W3C home > Mailing lists > Public > public-tracking@w3.org > January 2012

Re: cross-site tracking and what it means

From: Jonathan Mayer <jmayer@stanford.edu>
Date: Fri, 20 Jan 2012 15:37:47 -0600
Cc: David Singer <singer@apple.com>, "public-tracking@w3.org (public-tracking@w3.org)" <public-tracking@w3.org>
Message-Id: <187A72A9-2249-400D-BD94-CF593E81CF50@stanford.edu>
To: Shane Wiley <wileys@yahoo-inc.com>
Responses below.

Jonathan

On Jan 19, 2012, at 12:21 AM, Shane Wiley wrote:

> Jonathan,
> 
> I agree there is more discussion needed within each area I highlighted.  I should have been more explicit in calling out my goal was more to layout the "framework" that it feels we have arrived at rather than document all of the details in this brief pass.  If we agree on the basic framework, we can then narrow in on the details within each element to drive to consensus (which I believe the group has successfully done for the most part at the framework and mid-detail levels).
> 
> More detailed responses below in []...
> 
> - Shane
> 
> -----Original Message-----
> From: Jonathan Mayer [mailto:jmayer@stanford.edu] 
> Sent: Wednesday, January 18, 2012 5:56 PM
> To: Shane Wiley
> Cc: David Singer; public-tracking@w3.org (public-tracking@w3.org)
> Subject: Re: cross-site tracking and what it means
> 
> Some clarifications below.
> 
> On Jan 18, 2012, at 5:12 PM, Shane Wiley wrote:
> 
>> David,
>> 
>> We may be speaking past one another as I believe several other email chains highlighted consensus on the following points (I'm going to use 1st party / 3rd party language but could try to retool this as site owner and non-site owner <aka - I believe we have to define this no matter the language we use>):
>> 
>> - 1st party: Able to ignore DNT for site specific activities
>> - 1st party: When DNT:1 is present is unable to share information about that user with 3rd parties (service provider exception)
> 
> As I recall, the consensus in Santa Clara gave first parties a bit more freedom by not distinguishing between frontend and backend data sharing.  That is, what a first party may provide to a third party on the backend is coextensive with what a third party may retain/use from collection on the frontend.  The outsourcing exception is analytically independent of whether the third party collected data on the frontend or the backend.
> 
> [I didn't make a distinction between frontend/backend on the 3rd party sharing prohibition with DNT:1 - and would suggest it's the same outcome in either case...prohibited.  I would have thought you'd agree with that position…?]

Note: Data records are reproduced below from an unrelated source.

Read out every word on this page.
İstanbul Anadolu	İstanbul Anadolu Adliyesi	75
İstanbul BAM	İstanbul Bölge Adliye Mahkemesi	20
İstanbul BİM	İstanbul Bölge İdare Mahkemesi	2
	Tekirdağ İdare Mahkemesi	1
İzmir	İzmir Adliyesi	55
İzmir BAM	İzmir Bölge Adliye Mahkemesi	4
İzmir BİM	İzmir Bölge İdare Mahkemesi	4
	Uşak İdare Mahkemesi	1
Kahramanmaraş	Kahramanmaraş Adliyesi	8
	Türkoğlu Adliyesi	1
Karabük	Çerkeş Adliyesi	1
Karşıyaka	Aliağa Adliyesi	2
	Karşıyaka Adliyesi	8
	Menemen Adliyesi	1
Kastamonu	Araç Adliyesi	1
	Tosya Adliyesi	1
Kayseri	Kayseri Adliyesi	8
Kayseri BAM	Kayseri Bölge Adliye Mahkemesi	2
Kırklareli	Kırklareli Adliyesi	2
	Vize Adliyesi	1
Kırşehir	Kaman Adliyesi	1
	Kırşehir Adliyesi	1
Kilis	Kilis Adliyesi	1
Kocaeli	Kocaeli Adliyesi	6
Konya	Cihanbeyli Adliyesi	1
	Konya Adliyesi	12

I think you have a narrower conception of the term "sharing" than I do, so let me try shifting terminology.  My read of the group was that the standard would allow a first party to intentionally provide information to a third party only if the third party is allowed to collect that information directly from the browser itself.  If there's a view that these use cases are unrealistic given the restrictions we impose on third parties, or that condoning intentional (especially backend) information sharing is unwise, then it would make sense to establish a stricter limitation.

>> - 3rd party: When DNT:1 is present is unable to profile user activities on this site or leverage previously profiled information (aka - "cross site data")  [may still collect data for supported Operational Purposes]
> 
> The consensus analytical framework since at least Santa Clara has been a prohibition on all third-party information practices, followed by a series of narrowly-defined exceptions.  We have a list of candidate exceptions, and there has been some significant progress on a few of those (especially the outsourcing exception).  Working group conversations have strongly suggested a consensus that there will not be an exception for user profiling and use of a previously-generated user profile.  There is certainly not consensus for a high-level "operational purposes" exception as of yet.
> 
> [I'm not suggesting an exception for profiling - not sure how you read that - so we're agreed there.  Also, while I say "operational purpose exception" and you've said "narrowly-defined exceptions", we're saying the same thing.]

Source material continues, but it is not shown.